Kazakhstan joins post-Soviet security group’s rapid reaction force
The force is designed to improve the security of CSTO members (Armenia, Belarus, Kazakhstan, Kyrgyzstan, Russia, Uzbekistan and Tajikistan) against existing and potential threats. It is to repel military aggression, conduct anti-terrorist operations, and fight drug trafficking, extremism and natural disasters. The members are to allocate military contingents and special forces, equipped with a modern army and military technologies.
Aleksandr Pikayev from the Committee of Scientists for Global Security (IMEMO) sees Kazakhstan’s decision to ratify the document as a logical and expected move: “Kazakhstan was one of the initiators of the military alliance and is the second major player in this alliance after Russia.”
Some observers, however, have criticized Kazakhstan’s decision to join the Moscow-backed response force, citing the country’s eagerness to cooperate with the US and the EU and its current presidency in the OSCE. Earlier in Washington, Kazakhstan’s Foreign Minister Kanat Saudabayev pointed at the amendments his country has introduced to the legislation in 2008–2009, which were recommended by the OSCE. He also added that more changes will be implemented for Kazakhstan to meet international standards.
However, Pikayev thinks that there is no clash of interests, seeing Kazakhstan as one of Russia’s strongest partners and mentioning the fact that it was Russia that lobbied Kazakhstan’s presidency at the OSCE.

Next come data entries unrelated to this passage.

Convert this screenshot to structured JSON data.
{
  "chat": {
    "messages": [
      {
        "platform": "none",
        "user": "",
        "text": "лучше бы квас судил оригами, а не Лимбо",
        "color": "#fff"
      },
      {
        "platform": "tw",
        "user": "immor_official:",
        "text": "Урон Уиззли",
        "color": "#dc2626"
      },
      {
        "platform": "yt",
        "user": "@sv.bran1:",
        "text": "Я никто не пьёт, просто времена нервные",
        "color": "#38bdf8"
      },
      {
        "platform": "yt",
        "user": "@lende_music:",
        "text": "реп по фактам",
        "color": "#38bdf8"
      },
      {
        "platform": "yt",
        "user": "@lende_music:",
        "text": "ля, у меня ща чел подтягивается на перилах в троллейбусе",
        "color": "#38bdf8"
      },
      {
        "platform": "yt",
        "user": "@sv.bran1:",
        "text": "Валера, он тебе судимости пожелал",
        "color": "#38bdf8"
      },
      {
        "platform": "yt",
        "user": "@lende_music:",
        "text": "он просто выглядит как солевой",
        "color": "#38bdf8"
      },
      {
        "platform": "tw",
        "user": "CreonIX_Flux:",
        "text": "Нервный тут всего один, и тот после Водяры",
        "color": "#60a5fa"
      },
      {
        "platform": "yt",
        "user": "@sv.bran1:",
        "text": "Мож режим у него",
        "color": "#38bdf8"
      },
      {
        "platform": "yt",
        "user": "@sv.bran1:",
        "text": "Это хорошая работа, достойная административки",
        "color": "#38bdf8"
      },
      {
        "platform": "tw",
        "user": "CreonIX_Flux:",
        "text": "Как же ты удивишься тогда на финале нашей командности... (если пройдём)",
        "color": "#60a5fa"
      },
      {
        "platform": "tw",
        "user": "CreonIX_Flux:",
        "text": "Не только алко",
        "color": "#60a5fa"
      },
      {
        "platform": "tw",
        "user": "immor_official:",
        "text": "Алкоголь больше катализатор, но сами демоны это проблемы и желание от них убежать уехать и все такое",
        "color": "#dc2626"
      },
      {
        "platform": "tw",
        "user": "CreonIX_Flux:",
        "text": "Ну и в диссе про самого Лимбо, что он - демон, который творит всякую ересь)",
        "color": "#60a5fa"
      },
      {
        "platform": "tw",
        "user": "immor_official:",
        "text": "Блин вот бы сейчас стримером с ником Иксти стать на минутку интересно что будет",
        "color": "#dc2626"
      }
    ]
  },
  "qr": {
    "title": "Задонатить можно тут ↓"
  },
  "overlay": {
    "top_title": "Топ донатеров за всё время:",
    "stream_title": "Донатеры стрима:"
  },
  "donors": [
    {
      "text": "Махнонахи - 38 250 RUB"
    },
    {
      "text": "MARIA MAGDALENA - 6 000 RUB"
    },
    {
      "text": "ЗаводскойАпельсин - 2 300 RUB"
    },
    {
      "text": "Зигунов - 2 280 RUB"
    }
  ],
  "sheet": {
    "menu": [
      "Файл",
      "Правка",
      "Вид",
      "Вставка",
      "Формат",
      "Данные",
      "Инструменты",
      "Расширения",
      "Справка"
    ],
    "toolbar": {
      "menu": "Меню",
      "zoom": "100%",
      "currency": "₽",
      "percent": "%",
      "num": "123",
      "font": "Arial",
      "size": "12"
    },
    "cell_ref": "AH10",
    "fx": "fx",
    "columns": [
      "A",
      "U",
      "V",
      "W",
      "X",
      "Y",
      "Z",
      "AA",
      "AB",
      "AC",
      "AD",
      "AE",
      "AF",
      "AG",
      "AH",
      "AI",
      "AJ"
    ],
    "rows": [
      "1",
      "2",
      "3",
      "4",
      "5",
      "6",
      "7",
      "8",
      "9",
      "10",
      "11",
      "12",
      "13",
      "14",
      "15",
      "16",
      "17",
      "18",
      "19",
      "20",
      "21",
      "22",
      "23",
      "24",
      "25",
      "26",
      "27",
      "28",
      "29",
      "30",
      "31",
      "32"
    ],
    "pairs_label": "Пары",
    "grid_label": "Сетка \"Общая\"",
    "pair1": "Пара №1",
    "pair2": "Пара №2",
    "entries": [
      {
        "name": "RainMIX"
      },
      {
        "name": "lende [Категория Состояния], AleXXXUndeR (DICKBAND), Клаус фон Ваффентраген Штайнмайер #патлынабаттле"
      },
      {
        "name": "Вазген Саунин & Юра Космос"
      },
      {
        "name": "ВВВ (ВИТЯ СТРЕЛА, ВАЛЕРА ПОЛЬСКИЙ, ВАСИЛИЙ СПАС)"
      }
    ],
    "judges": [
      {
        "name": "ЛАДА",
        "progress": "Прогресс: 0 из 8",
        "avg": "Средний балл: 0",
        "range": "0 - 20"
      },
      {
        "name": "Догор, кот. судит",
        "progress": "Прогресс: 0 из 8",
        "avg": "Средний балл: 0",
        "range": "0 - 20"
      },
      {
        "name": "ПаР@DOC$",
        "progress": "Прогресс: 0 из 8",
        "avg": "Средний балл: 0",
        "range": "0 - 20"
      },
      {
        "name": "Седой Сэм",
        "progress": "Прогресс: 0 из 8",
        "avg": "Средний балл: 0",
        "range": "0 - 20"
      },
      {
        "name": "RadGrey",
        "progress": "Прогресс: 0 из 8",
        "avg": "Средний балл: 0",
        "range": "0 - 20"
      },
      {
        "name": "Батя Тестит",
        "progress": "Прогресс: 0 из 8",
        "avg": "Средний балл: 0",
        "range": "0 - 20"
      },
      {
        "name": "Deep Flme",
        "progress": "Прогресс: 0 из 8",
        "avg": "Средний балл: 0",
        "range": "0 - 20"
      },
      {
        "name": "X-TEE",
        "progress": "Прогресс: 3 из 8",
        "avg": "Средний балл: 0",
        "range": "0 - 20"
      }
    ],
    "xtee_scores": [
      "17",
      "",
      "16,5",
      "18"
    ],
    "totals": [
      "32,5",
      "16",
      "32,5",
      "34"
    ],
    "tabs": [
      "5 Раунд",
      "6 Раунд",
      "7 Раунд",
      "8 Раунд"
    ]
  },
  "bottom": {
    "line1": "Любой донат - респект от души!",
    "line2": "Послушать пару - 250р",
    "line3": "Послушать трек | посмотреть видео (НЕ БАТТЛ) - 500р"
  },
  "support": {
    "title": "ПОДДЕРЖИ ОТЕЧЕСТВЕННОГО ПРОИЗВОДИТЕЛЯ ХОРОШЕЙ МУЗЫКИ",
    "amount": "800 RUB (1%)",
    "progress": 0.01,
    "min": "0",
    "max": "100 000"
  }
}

So far, six of the CSTO members have signed the agreement to join the collective forces. Uzbekistan is the only state which so far has refused to join the force, saying that it opposes Russia’s stronger role in Central Asia.
Some analysts think, the formation of the Collective Forces changes the CSTO from a political alliance to a military-political alliance. Therefore, it is seen by many as Moscow’s bid to counterbalance NATO. Russian President Dmitry Medvedev has also drawn parallels between the newly-created force and NATO: “The Collective Rapid Response Forces will be well-equipped and will function on par with those of NATO.”
However, political analyst Artyom Malygin thinks that the creation of the CRRF doesn’t make the CSTO NATO’s rival: “The CSTO can be one of the bridges to Russia’s cooperation with NATO, especially when it comes to cooperation on such issues as drug trafficking from Afghanistan, questions like Iraq, and the Middle East.”
Others disagree: “The CSTO cannot even be compared to NATO. NATO is a powerful military machine, which has no intentions of cooperating and dealing with the CSTO,” thinks Pikayev.
Meanwhile, military exercises by the newly created Collective Forces have already been held. In October 2009, Kazakhstan hosted a two-week-long exercise with more than 7,000 personnel from Armenia, Kazakhstan, Kyrgyzstan, Russia and Tajikistan. In Russia’s security strategy recently approved by Dmitry Medvedev, the CSTO is seen as a “key mechanism to counter regional military challenges and threats.”